28 pages • 56 minutes read
Julio CortázarA modern alternative to SparkNotes and CliffsNotes, SuperSummary offers high-quality Study Guides with detailed chapter summaries and analysis of major themes, characters, and more.
The axolotl itself is one of the story’s central symbols. The narrator notes that the axolotl is “the larval stage (provided with gills) of a species of salamander” (4). He also notes that they are capable of surviving drought by living on land before eventually returning to the water. The axolotl is a liminal creature, trapped between different stages of development and even different habitats. This liminality reflects the narrator’s own mindset when he first approaches the axolotls; he is isolated from human contact and is trying (unsuccessfully) to find connection in the world of animals. The larval nature of the axolotl also speaks to a life characterized by transformation. This foreshadows the mental and physical Transformative Obsession the narrator undergoes through the story.
The axolotl is also often described in terms of its geographic Otherness. Early in the story, the narrator notes that they are Mexican and have “little Aztec faces” (4), and later he likens them to “Chinese figurines of milky glass” (5). These descriptions figure the Axolotl as a geographically displaced Other—a characterization that reflects Cortázar’s own experience of immigration and exile. In this way, the axolotl acts as a symbol of the liminality and Otherness that the narrator longs to understand in order to better understand himself.
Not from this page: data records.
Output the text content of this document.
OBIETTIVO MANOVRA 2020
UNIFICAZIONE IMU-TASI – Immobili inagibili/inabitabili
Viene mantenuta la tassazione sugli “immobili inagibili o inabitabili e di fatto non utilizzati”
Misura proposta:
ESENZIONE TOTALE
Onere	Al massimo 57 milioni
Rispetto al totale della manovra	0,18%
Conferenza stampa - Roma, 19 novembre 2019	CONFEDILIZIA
Early in the story, the narrator fixates on the axolotls’ enclosure. He says that “The axolotls huddled on the wretched narrow (only I can know how narrow and wretched) floor of moss and stone in the tank” (4). He repeatedly mentions that the enclosure is so small that the axolotls are nearly on top of one another, their feet grazing each other’s faces. The obsession with the claustrophobia of the enclosure mirrors the increasing sense of entrapment the narrator feels as he gives himself over to his obsession. Initially, the obsession with the axolotls seems to offer him an entirely new way of seeing the world, but the final result is that he becomes entombed alongside the axolotls. The parenthetical in his first description of the enclosure also foreshadows the way in which the narrator’s knowledge of the axolotls will eventually become inaccessible even to himself (i.e., the human-narrator), just as the knowledge of the extent of the narrowness and wretchedness is inaccessible to readers.
Outside of the axolotl itself, the animal’s eye is the story’s most complicated symbol. The narrator repeatedly offers descriptions of the axolotls’ eyes. Early in the story they are “two orifices, like brooches, wholly of transparent gold, lacking any life but looking, letting themselves be penetrated by [the narrator’s] look, which seemed to travel past the golden level and lose itself in a diaphanous interior mystery” (5). Later on, he describes “their blind gaze, the diminutive gold disc without expression and nonetheless terribly shining” (7), as well as the fact that the eyes “devour” him in a “cannibalism of gold” (7). The repeated emphasis on the goldenness of the eye underscores how simultaneously alien yet desirable the axolotl is to the narrator. The eye is the entry point through which the narrator begins to understand the axolotl; eventually, the eyes are also the windows he becomes trapped behind once he enters the axolotl. In this way, the imagery surrounding the eyes is at once enticing yet annihilating, unknowable yet intimately described.